Lifestyle | January 15th, 2022
‘You’re Tall and Black, You Must Play Basketball’
By: Zion Lampley
Dating back to slavery, white men have capitalized off of the black male body.Centuries later, Black men, specifically in the world of sports, are still being exploited by white men for financial and recreational comfort. Black men plagued by the stereotypes that they are only valuable for their athletic physique and abilities are voicing that they can explore more than arenas.
“A lot of Black men can draw, write, have entrepreneurial aspirations and I know how to code. We are molding ourselves into academic moguls,” said Malachi White. Malachi, a third-year computer information systems student at Florida A&M University, is 6-foot-3 and often feels that Black men are ignored within their academic pursuits. Despite the smaller numbers for Black male undergraduates in comparison to their white counterparts, statistics show that the racial gap in college education will soon close.
“A cashier looked me up and down one day, asked me if I played basketball…”
Jared Donald, a 6-foot-2 third-year health care management student at FAMU, also understands how the stigma of being looked at as an athlete in a racially plagued environment has become indicative of a tall Black man’s future. “A cashier looked me up and down one day, asked me if I played basketball, and mentioned that I was built for it,” he said. “In day-to-day encounters, including workspaces, classrooms, and other professional settings, someone still manages to ask ‘Do you play basketball?’”
Tall Black men shouldn’t have to rely on sports to make something of themselves considering the already vast representation of Black men in professional sports. According to statistics in 2020, 74.2 percent of players in the NBA were Black and 16.9 were White.
“Walking into a room, eyes will be put on you, and it’s your job to prove their expectations of you wrong.”
As it relates to Black men, questioning traits of intelligence and diligence comes after one’s observation of strength, speed and athleticism. Culturally, Black men are pushed to pursue sports, and not engulf classrooms. “Walking into a room, eyes will be put on you, and it’s your job to prove their expectations of you wrong,” said Donald.
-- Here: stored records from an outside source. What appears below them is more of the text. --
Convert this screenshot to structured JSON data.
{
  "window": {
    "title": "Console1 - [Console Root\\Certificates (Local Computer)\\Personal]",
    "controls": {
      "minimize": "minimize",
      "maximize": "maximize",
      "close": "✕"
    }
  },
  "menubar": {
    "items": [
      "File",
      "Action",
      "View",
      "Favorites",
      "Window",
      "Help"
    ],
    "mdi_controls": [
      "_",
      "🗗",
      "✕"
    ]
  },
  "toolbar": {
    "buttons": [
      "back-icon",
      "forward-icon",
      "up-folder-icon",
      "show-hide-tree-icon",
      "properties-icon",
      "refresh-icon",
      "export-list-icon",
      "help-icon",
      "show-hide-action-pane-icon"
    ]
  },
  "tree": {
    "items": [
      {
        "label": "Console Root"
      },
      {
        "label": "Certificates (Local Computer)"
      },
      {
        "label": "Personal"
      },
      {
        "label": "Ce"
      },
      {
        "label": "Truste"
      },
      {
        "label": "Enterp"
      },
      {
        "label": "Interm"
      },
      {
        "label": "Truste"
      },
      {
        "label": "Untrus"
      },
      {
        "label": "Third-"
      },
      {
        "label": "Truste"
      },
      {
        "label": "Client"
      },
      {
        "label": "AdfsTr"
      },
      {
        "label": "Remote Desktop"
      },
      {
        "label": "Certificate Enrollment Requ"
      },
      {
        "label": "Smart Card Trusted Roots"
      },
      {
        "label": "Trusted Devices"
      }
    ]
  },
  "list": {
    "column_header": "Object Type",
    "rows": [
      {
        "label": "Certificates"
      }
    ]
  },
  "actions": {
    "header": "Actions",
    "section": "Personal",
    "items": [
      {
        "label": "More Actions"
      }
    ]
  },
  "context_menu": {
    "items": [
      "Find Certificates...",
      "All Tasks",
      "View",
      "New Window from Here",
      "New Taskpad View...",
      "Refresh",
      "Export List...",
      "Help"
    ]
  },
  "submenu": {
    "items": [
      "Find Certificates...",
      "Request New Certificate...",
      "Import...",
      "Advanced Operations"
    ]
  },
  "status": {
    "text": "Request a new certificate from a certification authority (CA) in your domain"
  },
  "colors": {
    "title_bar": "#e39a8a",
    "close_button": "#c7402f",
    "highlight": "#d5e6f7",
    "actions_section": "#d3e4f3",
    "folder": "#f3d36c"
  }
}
The media also plays a major role in the way Black men are viewed in society. In movies such as Ron Shelton’s “White Men Can’t Jump,” Michael Lewis’ “Blindside” and a plethora of comedy skits, Black men are praised for their athleticism and carry the weight of unbearable stereotypes.
For Black men, not excelling in sports is seen as a flaw, as success in athletics appears to be the only feasible way to find validation throughout life. “Being the tallest in my age group as a high school freshman, coaches and college scouts put a stigma on me and I was expected to perform highly, I was always put in the spotlight.” said Jordan Presley, a 6-foot-4 third-year construction engineer technology student at FAMU.
For Jared, Jordan, and Malachi, putting in years of effort into their academics and careers after college should be recognized.